Als musikalische Vorspeise gab es Ravels Suite Ma mère l’oye (Mutter Gans). In der Ferne klingt der Hauch einer Horn-Pavane, spaßige Bratschen-Rhythmen und ein keckes Kontrafagottsolo schmücken die musikalische Märchenstunde. Märchenstunde nicht im Sinne der Lesestunde mit extrem unschönen Grimm-Geschichten, sondern in Sinne von warmen, die Kindheitsphantasie weckenden Bildern. Als stünde man unter strahlender Sonne mitten vor Monets blauen Seerosen, ein üppig besetztes Orchester spielt dazu fabelhafte Feenmusik.

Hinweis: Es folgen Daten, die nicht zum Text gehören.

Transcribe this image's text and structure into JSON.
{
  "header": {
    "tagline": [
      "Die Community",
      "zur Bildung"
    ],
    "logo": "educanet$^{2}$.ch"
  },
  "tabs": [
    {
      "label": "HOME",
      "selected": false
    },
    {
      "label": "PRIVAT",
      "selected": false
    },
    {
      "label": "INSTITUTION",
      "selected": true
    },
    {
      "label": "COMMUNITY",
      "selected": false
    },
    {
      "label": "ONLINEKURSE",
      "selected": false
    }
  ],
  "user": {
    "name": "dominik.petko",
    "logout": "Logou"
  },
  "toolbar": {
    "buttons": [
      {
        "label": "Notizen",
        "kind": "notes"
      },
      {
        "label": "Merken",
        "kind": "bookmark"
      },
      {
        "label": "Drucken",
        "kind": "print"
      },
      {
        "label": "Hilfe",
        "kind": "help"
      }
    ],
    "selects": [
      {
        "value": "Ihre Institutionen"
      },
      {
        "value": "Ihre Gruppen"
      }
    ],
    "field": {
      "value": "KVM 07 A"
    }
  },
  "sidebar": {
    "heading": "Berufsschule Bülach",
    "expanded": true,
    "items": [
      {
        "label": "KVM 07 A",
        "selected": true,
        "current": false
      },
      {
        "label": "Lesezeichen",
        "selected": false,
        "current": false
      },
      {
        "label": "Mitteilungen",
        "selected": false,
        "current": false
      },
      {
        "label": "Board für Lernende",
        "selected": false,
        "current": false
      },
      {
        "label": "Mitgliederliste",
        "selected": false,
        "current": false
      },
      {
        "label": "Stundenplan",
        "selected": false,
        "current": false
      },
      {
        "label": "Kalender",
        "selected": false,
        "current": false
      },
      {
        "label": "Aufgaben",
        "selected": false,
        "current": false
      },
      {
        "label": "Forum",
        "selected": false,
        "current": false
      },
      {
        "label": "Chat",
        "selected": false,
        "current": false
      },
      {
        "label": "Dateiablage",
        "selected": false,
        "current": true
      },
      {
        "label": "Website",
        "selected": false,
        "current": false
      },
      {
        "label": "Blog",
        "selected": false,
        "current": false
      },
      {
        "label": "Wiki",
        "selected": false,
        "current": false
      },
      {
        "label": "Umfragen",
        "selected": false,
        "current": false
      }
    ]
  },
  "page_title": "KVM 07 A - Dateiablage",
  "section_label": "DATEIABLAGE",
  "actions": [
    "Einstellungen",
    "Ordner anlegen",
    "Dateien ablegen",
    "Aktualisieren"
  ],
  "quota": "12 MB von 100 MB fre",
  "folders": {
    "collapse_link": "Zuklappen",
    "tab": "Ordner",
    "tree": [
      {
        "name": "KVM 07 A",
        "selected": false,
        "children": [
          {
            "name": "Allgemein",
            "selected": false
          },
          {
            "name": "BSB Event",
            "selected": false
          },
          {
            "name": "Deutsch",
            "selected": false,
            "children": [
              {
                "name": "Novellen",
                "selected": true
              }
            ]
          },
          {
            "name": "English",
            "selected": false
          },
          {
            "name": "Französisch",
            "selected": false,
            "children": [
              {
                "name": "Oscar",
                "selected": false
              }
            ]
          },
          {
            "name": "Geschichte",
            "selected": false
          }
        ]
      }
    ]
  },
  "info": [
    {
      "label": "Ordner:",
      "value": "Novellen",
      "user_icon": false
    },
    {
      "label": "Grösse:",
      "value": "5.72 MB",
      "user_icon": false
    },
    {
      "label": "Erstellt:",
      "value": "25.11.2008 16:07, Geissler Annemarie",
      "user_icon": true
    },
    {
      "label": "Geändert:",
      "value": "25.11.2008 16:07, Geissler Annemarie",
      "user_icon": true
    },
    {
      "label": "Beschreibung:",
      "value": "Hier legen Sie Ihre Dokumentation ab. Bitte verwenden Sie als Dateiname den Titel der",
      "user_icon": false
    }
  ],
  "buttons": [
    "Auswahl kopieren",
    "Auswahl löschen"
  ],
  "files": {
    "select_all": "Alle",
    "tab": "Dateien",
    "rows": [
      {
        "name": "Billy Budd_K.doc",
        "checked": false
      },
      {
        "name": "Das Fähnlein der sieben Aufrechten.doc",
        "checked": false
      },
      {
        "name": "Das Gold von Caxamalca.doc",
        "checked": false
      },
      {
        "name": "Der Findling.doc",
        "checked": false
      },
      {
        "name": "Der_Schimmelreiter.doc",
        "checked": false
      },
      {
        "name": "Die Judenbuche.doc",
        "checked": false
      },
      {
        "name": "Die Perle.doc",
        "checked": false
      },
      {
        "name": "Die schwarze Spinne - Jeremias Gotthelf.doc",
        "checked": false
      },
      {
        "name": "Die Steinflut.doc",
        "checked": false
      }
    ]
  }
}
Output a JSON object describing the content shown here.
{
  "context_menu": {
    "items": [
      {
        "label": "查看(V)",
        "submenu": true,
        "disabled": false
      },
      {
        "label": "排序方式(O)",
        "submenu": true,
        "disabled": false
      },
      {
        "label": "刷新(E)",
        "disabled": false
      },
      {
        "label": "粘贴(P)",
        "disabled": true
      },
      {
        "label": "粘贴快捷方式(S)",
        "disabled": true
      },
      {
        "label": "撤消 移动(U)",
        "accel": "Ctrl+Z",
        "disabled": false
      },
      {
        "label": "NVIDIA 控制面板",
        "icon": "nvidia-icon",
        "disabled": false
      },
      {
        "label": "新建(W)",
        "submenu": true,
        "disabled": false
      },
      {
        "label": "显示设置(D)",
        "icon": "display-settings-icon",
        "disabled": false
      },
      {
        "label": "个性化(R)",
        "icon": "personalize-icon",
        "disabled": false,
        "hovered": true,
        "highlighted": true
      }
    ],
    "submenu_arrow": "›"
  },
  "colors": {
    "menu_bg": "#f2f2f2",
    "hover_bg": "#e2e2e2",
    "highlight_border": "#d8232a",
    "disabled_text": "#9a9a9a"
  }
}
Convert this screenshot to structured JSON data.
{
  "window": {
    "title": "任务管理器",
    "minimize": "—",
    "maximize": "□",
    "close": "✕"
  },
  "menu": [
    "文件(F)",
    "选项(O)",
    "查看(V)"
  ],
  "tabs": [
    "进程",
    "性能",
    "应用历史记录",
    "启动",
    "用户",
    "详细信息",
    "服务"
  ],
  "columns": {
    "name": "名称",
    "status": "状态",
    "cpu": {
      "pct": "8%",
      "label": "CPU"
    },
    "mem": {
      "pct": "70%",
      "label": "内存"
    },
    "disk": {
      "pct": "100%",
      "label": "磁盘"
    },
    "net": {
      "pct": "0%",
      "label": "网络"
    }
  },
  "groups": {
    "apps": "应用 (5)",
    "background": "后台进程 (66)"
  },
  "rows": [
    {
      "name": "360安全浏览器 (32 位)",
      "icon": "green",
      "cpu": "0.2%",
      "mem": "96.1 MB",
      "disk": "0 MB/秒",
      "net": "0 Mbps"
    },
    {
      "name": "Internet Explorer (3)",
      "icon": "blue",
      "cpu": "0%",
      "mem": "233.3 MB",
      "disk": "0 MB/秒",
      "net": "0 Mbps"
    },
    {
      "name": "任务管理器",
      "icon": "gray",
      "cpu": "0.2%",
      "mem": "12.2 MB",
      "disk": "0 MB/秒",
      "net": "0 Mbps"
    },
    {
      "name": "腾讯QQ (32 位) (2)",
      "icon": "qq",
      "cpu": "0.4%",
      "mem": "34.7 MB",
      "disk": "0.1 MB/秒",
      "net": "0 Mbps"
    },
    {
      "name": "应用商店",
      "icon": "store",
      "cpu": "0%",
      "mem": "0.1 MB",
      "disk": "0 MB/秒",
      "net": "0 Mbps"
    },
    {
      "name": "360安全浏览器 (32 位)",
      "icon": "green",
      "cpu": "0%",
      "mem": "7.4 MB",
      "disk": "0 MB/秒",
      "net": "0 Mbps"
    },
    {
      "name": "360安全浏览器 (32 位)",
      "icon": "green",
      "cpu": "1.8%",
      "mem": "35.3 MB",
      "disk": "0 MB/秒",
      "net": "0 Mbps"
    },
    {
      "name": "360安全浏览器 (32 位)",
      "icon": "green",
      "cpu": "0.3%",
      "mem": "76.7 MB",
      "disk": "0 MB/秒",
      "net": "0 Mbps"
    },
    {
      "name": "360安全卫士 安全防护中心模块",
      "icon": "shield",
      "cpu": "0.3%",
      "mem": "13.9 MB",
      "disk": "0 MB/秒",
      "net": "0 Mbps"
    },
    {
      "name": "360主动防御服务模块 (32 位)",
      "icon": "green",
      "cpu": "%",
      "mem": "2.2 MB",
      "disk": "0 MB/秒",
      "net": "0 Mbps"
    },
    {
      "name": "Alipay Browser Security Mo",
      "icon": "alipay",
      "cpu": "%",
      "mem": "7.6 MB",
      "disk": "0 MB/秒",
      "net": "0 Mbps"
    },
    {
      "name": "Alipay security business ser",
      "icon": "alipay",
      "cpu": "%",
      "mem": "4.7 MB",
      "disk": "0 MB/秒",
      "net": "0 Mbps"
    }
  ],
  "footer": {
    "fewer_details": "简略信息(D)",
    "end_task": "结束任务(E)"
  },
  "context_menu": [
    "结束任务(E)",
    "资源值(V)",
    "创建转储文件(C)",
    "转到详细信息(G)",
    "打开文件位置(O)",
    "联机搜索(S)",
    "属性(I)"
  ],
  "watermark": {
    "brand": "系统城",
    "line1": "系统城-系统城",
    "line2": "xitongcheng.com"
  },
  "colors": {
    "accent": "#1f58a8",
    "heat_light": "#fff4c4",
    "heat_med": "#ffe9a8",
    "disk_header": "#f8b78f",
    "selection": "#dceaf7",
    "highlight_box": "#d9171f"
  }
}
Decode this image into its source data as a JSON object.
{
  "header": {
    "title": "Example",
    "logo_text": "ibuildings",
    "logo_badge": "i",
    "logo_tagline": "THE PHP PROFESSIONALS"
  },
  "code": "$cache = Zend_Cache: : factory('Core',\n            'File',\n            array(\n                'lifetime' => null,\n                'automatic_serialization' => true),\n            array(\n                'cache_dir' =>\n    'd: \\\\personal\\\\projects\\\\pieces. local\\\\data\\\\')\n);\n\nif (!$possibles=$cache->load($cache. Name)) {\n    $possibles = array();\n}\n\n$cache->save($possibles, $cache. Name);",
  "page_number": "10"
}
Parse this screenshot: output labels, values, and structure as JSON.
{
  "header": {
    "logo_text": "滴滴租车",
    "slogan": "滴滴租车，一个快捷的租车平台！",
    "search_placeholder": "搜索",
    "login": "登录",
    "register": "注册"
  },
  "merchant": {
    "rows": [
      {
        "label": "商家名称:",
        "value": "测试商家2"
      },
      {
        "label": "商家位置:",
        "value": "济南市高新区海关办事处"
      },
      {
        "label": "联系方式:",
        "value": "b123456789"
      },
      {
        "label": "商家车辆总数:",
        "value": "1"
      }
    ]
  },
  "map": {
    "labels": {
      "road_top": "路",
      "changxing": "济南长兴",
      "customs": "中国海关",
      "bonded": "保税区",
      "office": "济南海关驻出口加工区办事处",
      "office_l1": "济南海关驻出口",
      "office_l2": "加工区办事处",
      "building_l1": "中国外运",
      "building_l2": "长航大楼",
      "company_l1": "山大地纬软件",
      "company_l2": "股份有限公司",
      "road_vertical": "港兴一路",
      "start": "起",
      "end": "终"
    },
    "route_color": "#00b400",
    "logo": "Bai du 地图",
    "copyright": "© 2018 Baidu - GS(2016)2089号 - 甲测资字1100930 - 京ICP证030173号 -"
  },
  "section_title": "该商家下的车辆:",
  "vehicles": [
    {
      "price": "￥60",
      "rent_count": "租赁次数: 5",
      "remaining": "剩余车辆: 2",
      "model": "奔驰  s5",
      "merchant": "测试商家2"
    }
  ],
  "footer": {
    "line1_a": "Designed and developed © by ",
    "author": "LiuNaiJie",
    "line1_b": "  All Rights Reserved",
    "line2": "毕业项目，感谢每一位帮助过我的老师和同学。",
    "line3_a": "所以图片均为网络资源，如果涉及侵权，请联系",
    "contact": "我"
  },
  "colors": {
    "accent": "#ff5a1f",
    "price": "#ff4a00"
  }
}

So, das 21. und 20. Jahrhundert wären abgehakt, nach der Pause kommt mit Schumanns Frühlingssinfonie noch das 19. dazu. Auch hier kehrt die fröhliche Stimmung zurück auf die Bühne, die Klarinetten tanzen wie auf einer grünen Alpenwiese flott durch den Saal. Federleicht gelingt Pintscher diese Interpretation, er lässt die Streicher stets fein spielen wie zwischen blühenden Bäumen an einem heiteren Aprilsonntag. Ich habe diese Sinfonie schon mit den verschiedensten Spitzenorchestern der Klassik-Welt gehört; noch nie klang diese Sinfonie so heiter und luftig wie heute!

Vor knapp einem Jahr habe ich Matthias Pintscher in München gehört, und zwar mit dem Sinfonieorchester des Bayerischen Rundfunk. Gegen welches sich die Bremer Kammerphilharmonie übrigens an 9 von 10 Tagen künstlerisch deutlich geschlagen geben müsste. Wo lag der Unterschied?

Während  Herr Pintscher sich in Bayern mit einem halbleeren Herkulessaal zufriedengeben musste, passte in die Weinberg-Architektur der Elbphilharmonie kaum noch ein Blatt Papier rein. Irgendwas scheint da in Bayern mit musica viva – nach wie vor einer der wichtigsten Konzertreihen für Gegenwartemusik – schief zu laufen. An der Elbe zeigt Matthias Pintscher, wie man auch die neueste Musik unter die Leute bringt!